The Scientific Revolution in Victorian Medicine by A.J. Youngson

The Scientific Revolution in Victorian Medicine by A.J. Youngson

Author:A.J. Youngson [Youngson, A.J.]
Language: eng
Format: epub, pdf
Tags: History, General
ISBN: 9780429670664
Google: zal-DwAAQBAJ
Publisher: Routledge
Published: 2018-12-12T03:40:34+00:00


4 GERMS, INFLAMMATION AND ANTISEPSIS

In his Herbal! or Generall Historie of Plants published in 1597, Gerard describes the generation of the barnacle goose. He relates how – as had been believed for several hundred years – the barnacle goose breeds not from an egg, like other birds, but from a shell-fish, namely the ship’s barnacle. These shell-fish, he explains, grow like fruit on the branches of certain trees standing by the edge of the sea. As the fruit ripen, the little goslings emerge, which, if they fall into the sea, swim away, but unfortunately die if they fall on land. The book contains a picture of this goose-tree with five great tulip-like barnacles attached, and several little goslings swimming about in the water below. The tree, Gerard tells his readers, grows in remote places such as the small Isle of Foul-drey in Morecombe Bay, and he describes it exactly, not as some traveller’s tale, doubtfully recalled, but as something he had seen himself.

This kind of belief about the origins of living things amounted to a denial of the fundamental general principle of modern biology that all organisms, certainly all higher organisms, are self-reproducing.

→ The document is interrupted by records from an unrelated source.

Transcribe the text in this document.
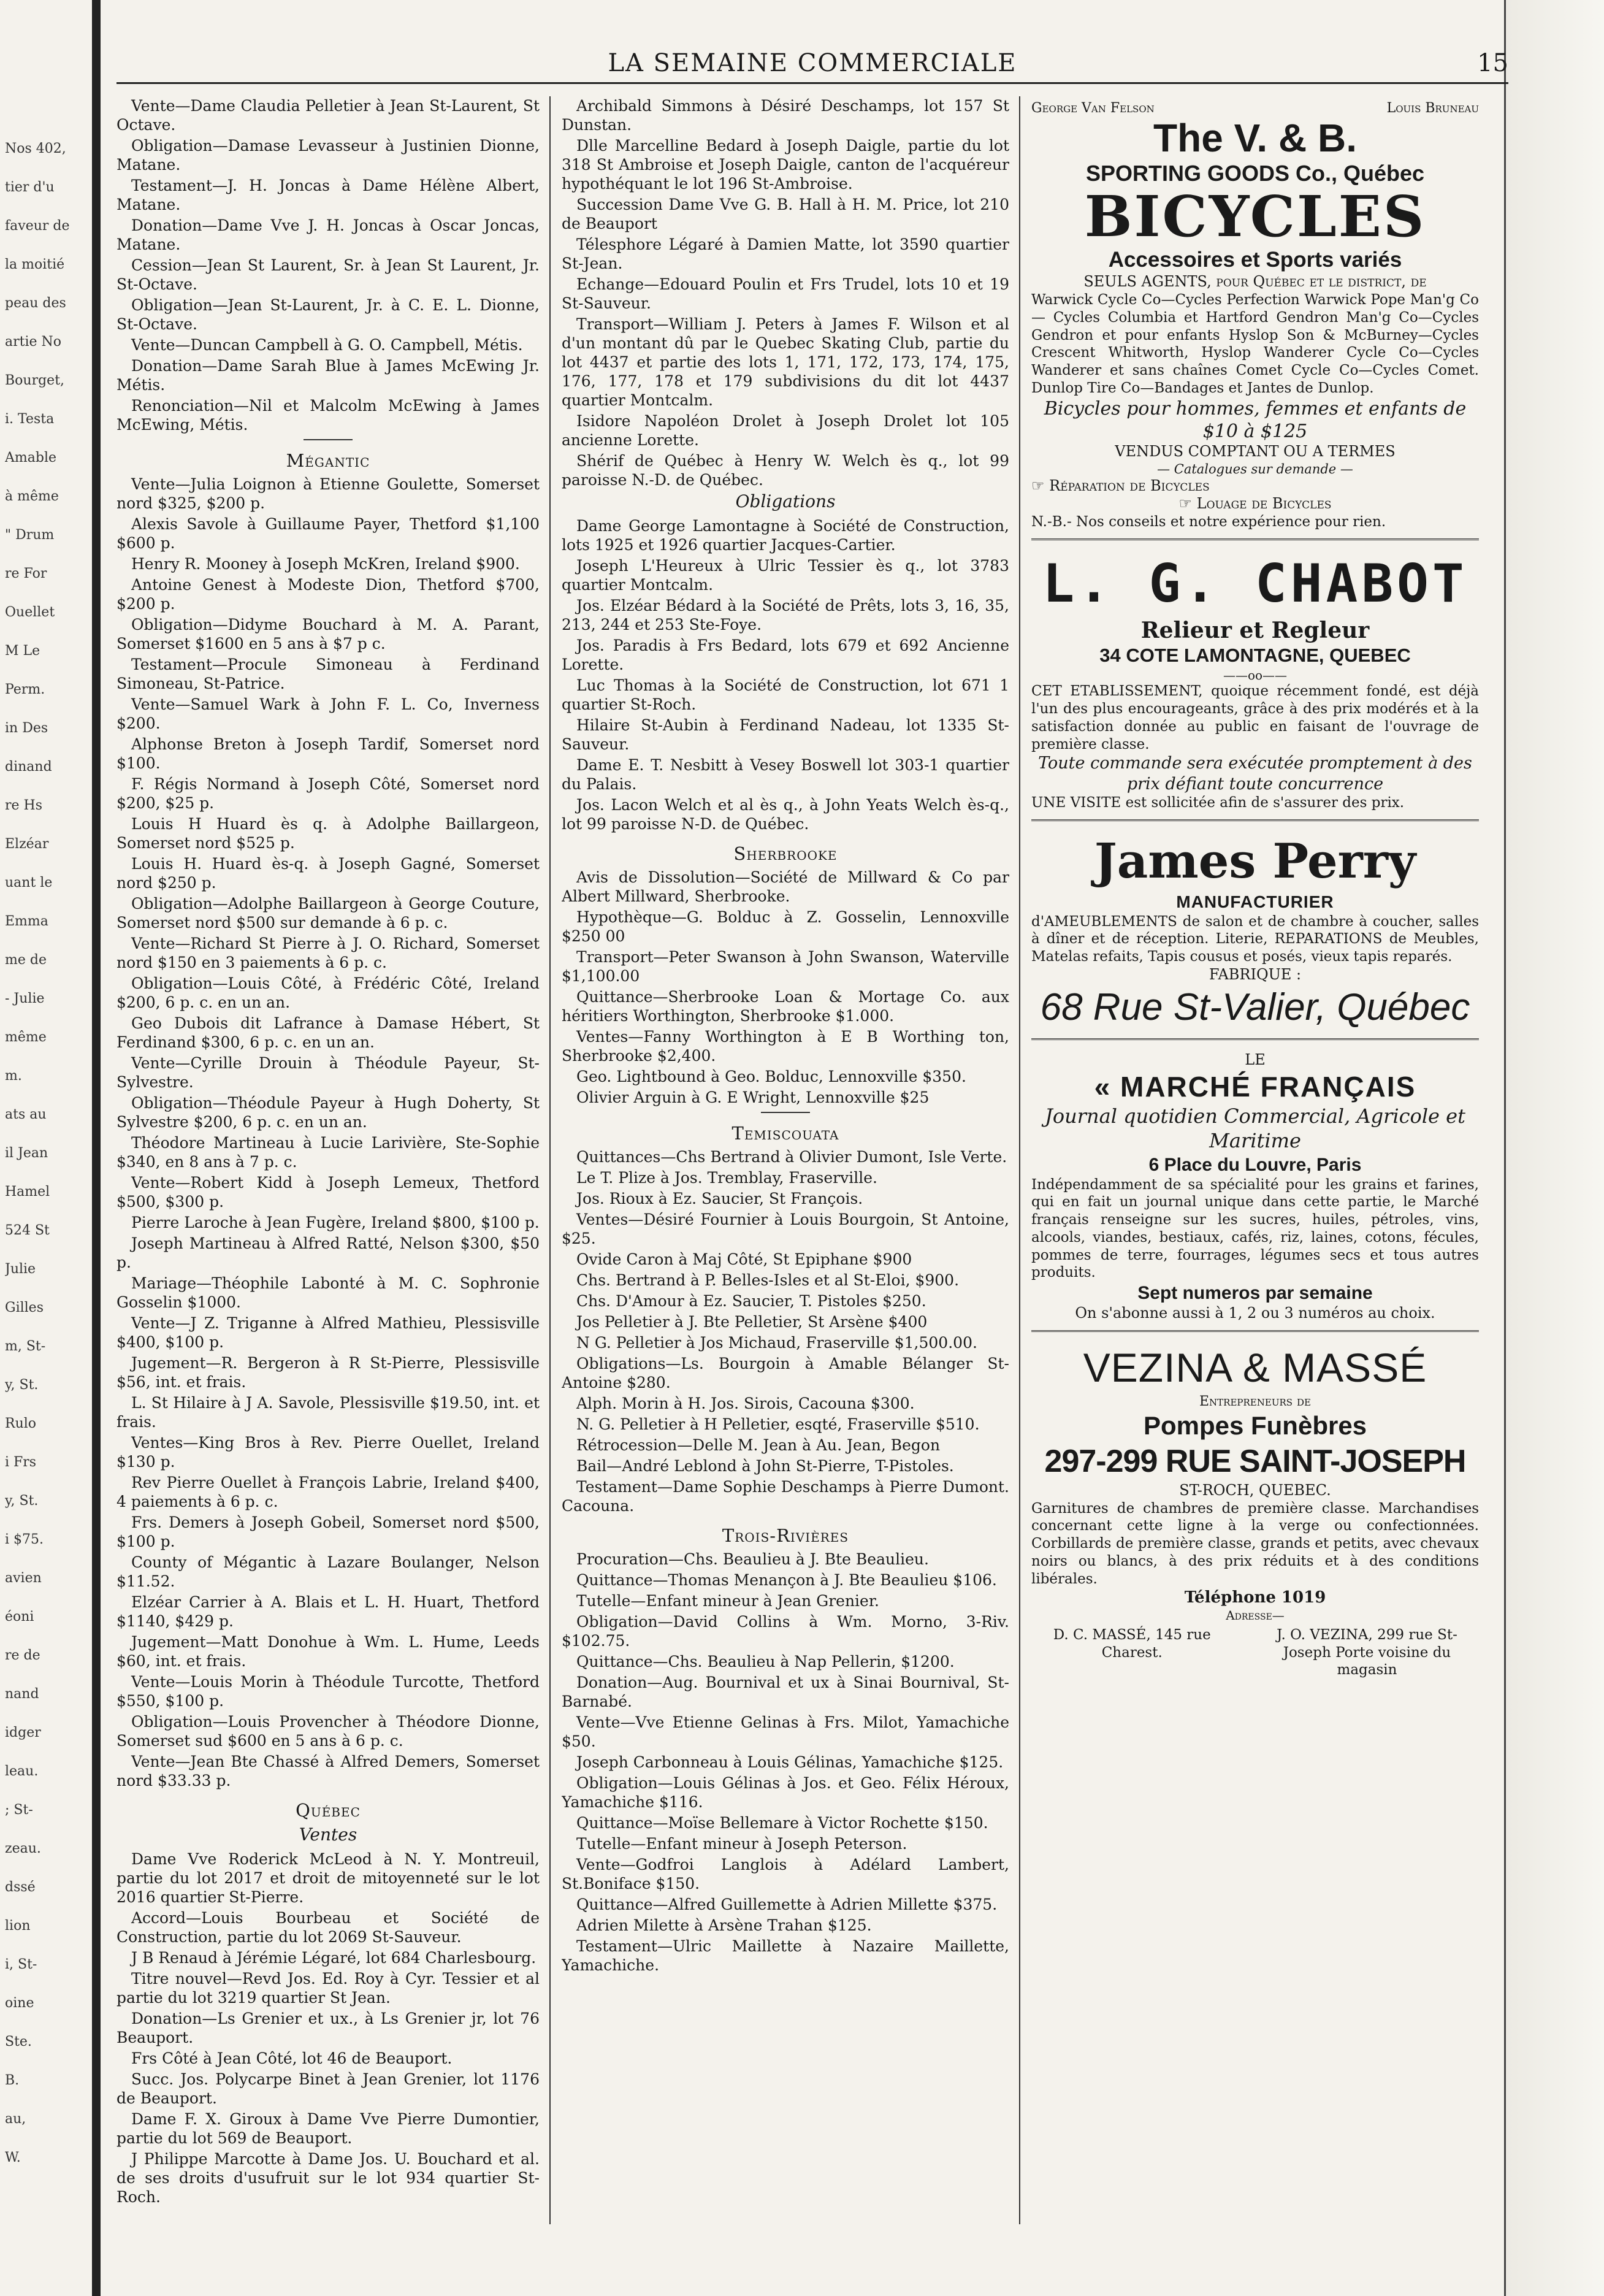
Nos 402,
tier d'u
faveur de
la moitié
peau des
artie No
Bourget,
i. Testa
Amable
à même
" Drum
re For
Ouellet
M Le
Perm.
in Des
dinand
re Hs
Elzéar
uant le
Emma
me de
- Julie
même
m.
ats au
il Jean
Hamel
524 St
Julie
Gilles
m, St-
y, St.
Rulo
i Frs
y, St.
i $75.
avien
éoni
re de
nand
idger
leau.
; St-
zeau.
dssé
lion
i, St-
oine
Ste.
B.
au,
W.
LA SEMAINE COMMERCIALE	15

Vente—Dame Claudia Pelletier à Jean St-Laurent, St Octave.

Obligation—Damase Levasseur à Justinien Dionne, Matane.

Testament—J. H. Joncas à Dame Hélène Albert, Matane.

Donation—Dame Vve J. H. Joncas à Oscar Joncas, Matane.

Cession—Jean St Laurent, Sr. à Jean St Laurent, Jr. St-Octave.

Obligation—Jean St-Laurent, Jr. à C. E. L. Dionne, St-Octave.

Vente—Duncan Campbell à G. O. Campbell, Métis.

Donation—Dame Sarah Blue à James McEwing Jr. Métis.

Renonciation—Nil et Malcolm McEwing à James McEwing, Métis.

Mégantic

Vente—Julia Loignon à Etienne Goulette, Somerset nord $325, $200 p.

Alexis Savole à Guillaume Payer, Thetford $1,100 $600 p.

Henry R. Mooney à Joseph McKren, Ireland $900.

Antoine Genest à Modeste Dion, Thetford $700, $200 p.

Obligation—Didyme Bouchard à M. A. Parant, Somerset $1600 en 5 ans à $7 p c.

Testament—Procule Simoneau à Ferdinand Simoneau, St-Patrice.

Vente—Samuel Wark à John F. L. Co, Inverness $200.

Alphonse Breton à Joseph Tardif, Somerset nord $100.

F. Régis Normand à Joseph Côté, Somerset nord $200, $25 p.

Louis H Huard ès q. à Adolphe Baillargeon, Somerset nord $525 p.

Louis H. Huard ès-q. à Joseph Gagné, Somerset nord $250 p.

Obligation—Adolphe Baillargeon à George Couture, Somerset nord $500 sur demande à 6 p. c.

Vente—Richard St Pierre à J. O. Richard, Somerset nord $150 en 3 paiements à 6 p. c.

Obligation—Louis Côté, à Frédéric Côté, Ireland $200, 6 p. c. en un an.

Geo Dubois dit Lafrance à Damase Hébert, St Ferdinand $300, 6 p. c. en un an.

Vente—Cyrille Drouin à Théodule Payeur, St-Sylvestre.

Obligation—Théodule Payeur à Hugh Doherty, St Sylvestre $200, 6 p. c. en un an.

Théodore Martineau à Lucie Larivière, Ste-Sophie $340, en 8 ans à 7 p. c.

Vente—Robert Kidd à Joseph Lemeux, Thetford $500, $300 p.

Pierre Laroche à Jean Fugère, Ireland $800, $100 p.

Joseph Martineau à Alfred Ratté, Nelson $300, $50 p.

Mariage—Théophile Labonté à M. C. Sophronie Gosselin $1000.

Vente—J Z. Triganne à Alfred Mathieu, Plessisville $400, $100 p.

Jugement—R. Bergeron à R St-Pierre, Plessisville $56, int. et frais.

L. St Hilaire à J A. Savole, Plessisville $19.50, int. et frais.

Ventes—King Bros à Rev. Pierre Ouellet, Ireland $130 p.

Rev Pierre Ouellet à François Labrie, Ireland $400, 4 paiements à 6 p. c.

Frs. Demers à Joseph Gobeil, Somerset nord $500, $100 p.

County of Mégantic à Lazare Boulanger, Nelson $11.52.

Elzéar Carrier à A. Blais et L. H. Huart, Thetford $1140, $429 p.

Jugement—Matt Donohue à Wm. L. Hume, Leeds $60, int. et frais.

Vente—Louis Morin à Théodule Turcotte, Thetford $550, $100 p.

Obligation—Louis Provencher à Théodore Dionne, Somerset sud $600 en 5 ans à 6 p. c.

Vente—Jean Bte Chassé à Alfred Demers, Somerset nord $33.33 p.

Québec
Ventes

Dame Vve Roderick McLeod à N. Y. Montreuil, partie du lot 2017 et droit de mitoyenneté sur le lot 2016 quartier St-Pierre.

Accord—Louis Bourbeau et Société de Construction, partie du lot 2069 St-Sauveur.

J B Renaud à Jérémie Légaré, lot 684 Charlesbourg.

Titre nouvel—Revd Jos. Ed. Roy à Cyr. Tessier et al partie du lot 3219 quartier St Jean.

Donation—Ls Grenier et ux., à Ls Grenier jr, lot 76 Beauport.

Frs Côté à Jean Côté, lot 46 de Beauport.

Succ. Jos. Polycarpe Binet à Jean Grenier, lot 1176 de Beauport.

Dame F. X. Giroux à Dame Vve Pierre Dumontier, partie du lot 569 de Beauport.

J Philippe Marcotte à Dame Jos. U. Bouchard et al. de ses droits d'usufruit sur le lot 934 quartier St-Roch.

Archibald Simmons à Désiré Deschamps, lot 157 St Dunstan.

Dlle Marcelline Bedard à Joseph Daigle, partie du lot 318 St Ambroise et Joseph Daigle, canton de l'acquéreur hypothéquant le lot 196 St-Ambroise.

Succession Dame Vve G. B. Hall à H. M. Price, lot 210 de Beauport

Télesphore Légaré à Damien Matte, lot 3590 quartier St-Jean.

Echange—Edouard Poulin et Frs Trudel, lots 10 et 19 St-Sauveur.

Transport—William J. Peters à James F. Wilson et al d'un montant dû par le Quebec Skating Club, partie du lot 4437 et partie des lots 1, 171, 172, 173, 174, 175, 176, 177, 178 et 179 subdivisions du dit lot 4437 quartier Montcalm.

Isidore Napoléon Drolet à Joseph Drolet lot 105 ancienne Lorette.

Shérif de Québec à Henry W. Welch ès q., lot 99 paroisse N.-D. de Québec.

Obligations

Dame George Lamontagne à Société de Construction, lots 1925 et 1926 quartier Jacques-Cartier.

Joseph L'Heureux à Ulric Tessier ès q., lot 3783 quartier Montcalm.

Jos. Elzéar Bédard à la Société de Prêts, lots 3, 16, 35, 213, 244 et 253 Ste-Foye.

Jos. Paradis à Frs Bedard, lots 679 et 692 Ancienne Lorette.

Luc Thomas à la Société de Construction, lot 671 1 quartier St-Roch.

Hilaire St-Aubin à Ferdinand Nadeau, lot 1335 St-Sauveur.

Dame E. T. Nesbitt à Vesey Boswell lot 303-1 quartier du Palais.

Jos. Lacon Welch et al ès q., à John Yeats Welch ès-q., lot 99 paroisse N-D. de Québec.

Sherbrooke

Avis de Dissolution—Société de Millward & Co par Albert Millward, Sherbrooke.

Hypothèque—G. Bolduc à Z. Gosselin, Lennoxville $250 00

Transport—Peter Swanson à John Swanson, Waterville $1,100.00

Quittance—Sherbrooke Loan & Mortage Co. aux héritiers Worthington, Sherbrooke $1.000.

Ventes—Fanny Worthington à E B Worthing ton, Sherbrooke $2,400.

Geo. Lightbound à Geo. Bolduc, Lennoxville $350.

Olivier Arguin à G. E Wright, Lennoxville $25

Temiscouata

Quittances—Chs Bertrand à Olivier Dumont, Isle Verte.

Le T. Plize à Jos. Tremblay, Fraserville.

Jos. Rioux à Ez. Saucier, St François.

Ventes—Désiré Fournier à Louis Bourgoin, St Antoine, $25.

Ovide Caron à Maj Côté, St Epiphane $900

Chs. Bertrand à P. Belles-Isles et al St-Eloi, $900.

Chs. D'Amour à Ez. Saucier, T. Pistoles $250.

Jos Pelletier à J. Bte Pelletier, St Arsène $400

N G. Pelletier à Jos Michaud, Fraserville $1,500.00.

Obligations—Ls. Bourgoin à Amable Bélanger St-Antoine $280.

Alph. Morin à H. Jos. Sirois, Cacouna $300.

N. G. Pelletier à H Pelletier, esqté, Fraserville $510.

Rétrocession—Delle M. Jean à Au. Jean, Begon

Bail—André Leblond à John St-Pierre, T-Pistoles.

Testament—Dame Sophie Deschamps à Pierre Dumont. Cacouna.

Trois-Rivières

Procuration—Chs. Beaulieu à J. Bte Beaulieu.

Quittance—Thomas Menançon à J. Bte Beaulieu $106.

Tutelle—Enfant mineur à Jean Grenier.

Obligation—David Collins à Wm. Morno, 3-Riv. $102.75.

Quittance—Chs. Beaulieu à Nap Pellerin, $1200.

Donation—Aug. Bournival et ux à Sinai Bournival, St-Barnabé.

Vente—Vve Etienne Gelinas à Frs. Milot, Yamachiche $50.

Joseph Carbonneau à Louis Gélinas, Yamachiche $125.

Obligation—Louis Gélinas à Jos. et Geo. Félix Héroux, Yamachiche $116.

Quittance—Moïse Bellemare à Victor Rochette $150.

Tutelle—Enfant mineur à Joseph Peterson.

Vente—Godfroi Langlois à Adélard Lambert, St.Boniface $150.

Quittance—Alfred Guillemette à Adrien Millette $375.

Adrien Milette à Arsène Trahan $125.

Testament—Ulric Maillette à Nazaire Maillette, Yamachiche.

George Van Felson	Louis Bruneau
The V. & B.
SPORTING GOODS Co., Québec
BICYCLES
Accessoires et Sports variés
SEULS AGENTS, pour Québec et le district, de
Warwick Cycle Co—Cycles Perfection Warwick Pope Man'g Co — Cycles Columbia et Hartford Gendron Man'g Co—Cycles Gendron et pour enfants Hyslop Son & McBurney—Cycles Crescent Whitworth, Hyslop Wanderer Cycle Co—Cycles Wanderer et sans chaînes Comet Cycle Co—Cycles Comet. Dunlop Tire Co—Bandages et Jantes de Dunlop.
Bicycles pour hommes, femmes et enfants de $10 à $125
VENDUS COMPTANT OU A TERMES
— Catalogues sur demande —
☞ Réparation de Bicycles
☞ Louage de Bicycles
N.-B.- Nos conseils et notre expérience pour rien.
L. G. CHABOT
Relieur et Regleur
34 COTE LAMONTAGNE, QUEBEC
——oo——
CET ETABLISSEMENT, quoique récemment fondé, est déjà l'un des plus encourageants, grâce à des prix modérés et à la satisfaction donnée au public en faisant de l'ouvrage de première classe.
Toute commande sera exécutée promptement à des prix défiant toute concurrence
UNE VISITE est sollicitée afin de s'assurer des prix.
James Perry
MANUFACTURIER
d'AMEUBLEMENTS de salon et de chambre à coucher, salles à dîner et de réception. Literie, REPARATIONS de Meubles, Matelas refaits, Tapis cousus et posés, vieux tapis reparés.
FABRIQUE :
68 Rue St-Valier, Québec
LE
« MARCHÉ FRANÇAIS
Journal quotidien Commercial, Agricole et Maritime
6 Place du Louvre, Paris
Indépendamment de sa spécialité pour les grains et farines, qui en fait un journal unique dans cette partie, le Marché français renseigne sur les sucres, huiles, pétroles, vins, alcools, viandes, bestiaux, cafés, riz, laines, cotons, fécules, pommes de terre, fourrages, légumes secs et tous autres produits.
Sept numeros par semaine
On s'abonne aussi à 1, 2 ou 3 numéros au choix.
VEZINA & MASSÉ
Entrepreneurs de
Pompes Funèbres
297-299 RUE SAINT-JOSEPH
ST-ROCH, QUEBEC.
Garnitures de chambres de première classe. Marchandises concernant cette ligne à la verge ou confectionnées. Corbillards de première classe, grands et petits, avec chevaux noirs ou blancs, à des prix réduits et à des conditions libérales.
Téléphone 1019
Adresse—
D. C. MASSÉ, 145 rue Charest.
J. O. VEZINA, 299 rue St-Joseph Porte voisine du magasin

Earlier ages, on the contrary, believed that while this was quite obviously true in general, it was a rule that admitted a variety of exceptions. The barnacle goose was one. Another occurred when one sort of organism gave birth to creatures of a quite different kind. Even human beings, it was thought, might be subject to this sort of lapse or heterodoxy of nature. Thus when a woman in London, early in the eighteenth century, announced that she had given birth to rabbits, a large number of people, including some doctors, believed her. Such a story, one hundred years later, would have been met with general incredulity. But there continued into the days of Queen Victoria, even in the best-educated circles, the conviction that some kinds of creatures could be generated spontaneously within decaying matter. This belief went back at least to classical times.

In the second half of the seventeenth century knowledge increased, and the foundations of micro-biology began to be laid. An Italian physician, Francesco Redi, showed in a series of convincing experiments that maggots do not appear spontaneously in decaying flesh but come from eggs laid there by flies. This result was of limited value, however, because it was not generalised – on the contrary, Redi maintained that the grubs in oak galls, for example, were a case of spontaneous generation. Almost at the same time, a very significant scientific discovery was made in Holland. Van Leeuvenhoek, a draper by trade, ground lenses in his spare time and mounted them in his own microscopes. In 1676 he described, in one of a long series of letters to the Royal Society in London, how he had observed through a microscope four different kinds of minute living creatures in rain water:

The fourth sort of animalcules which I saw moving about were so small that, for all of me, no shape can be specified.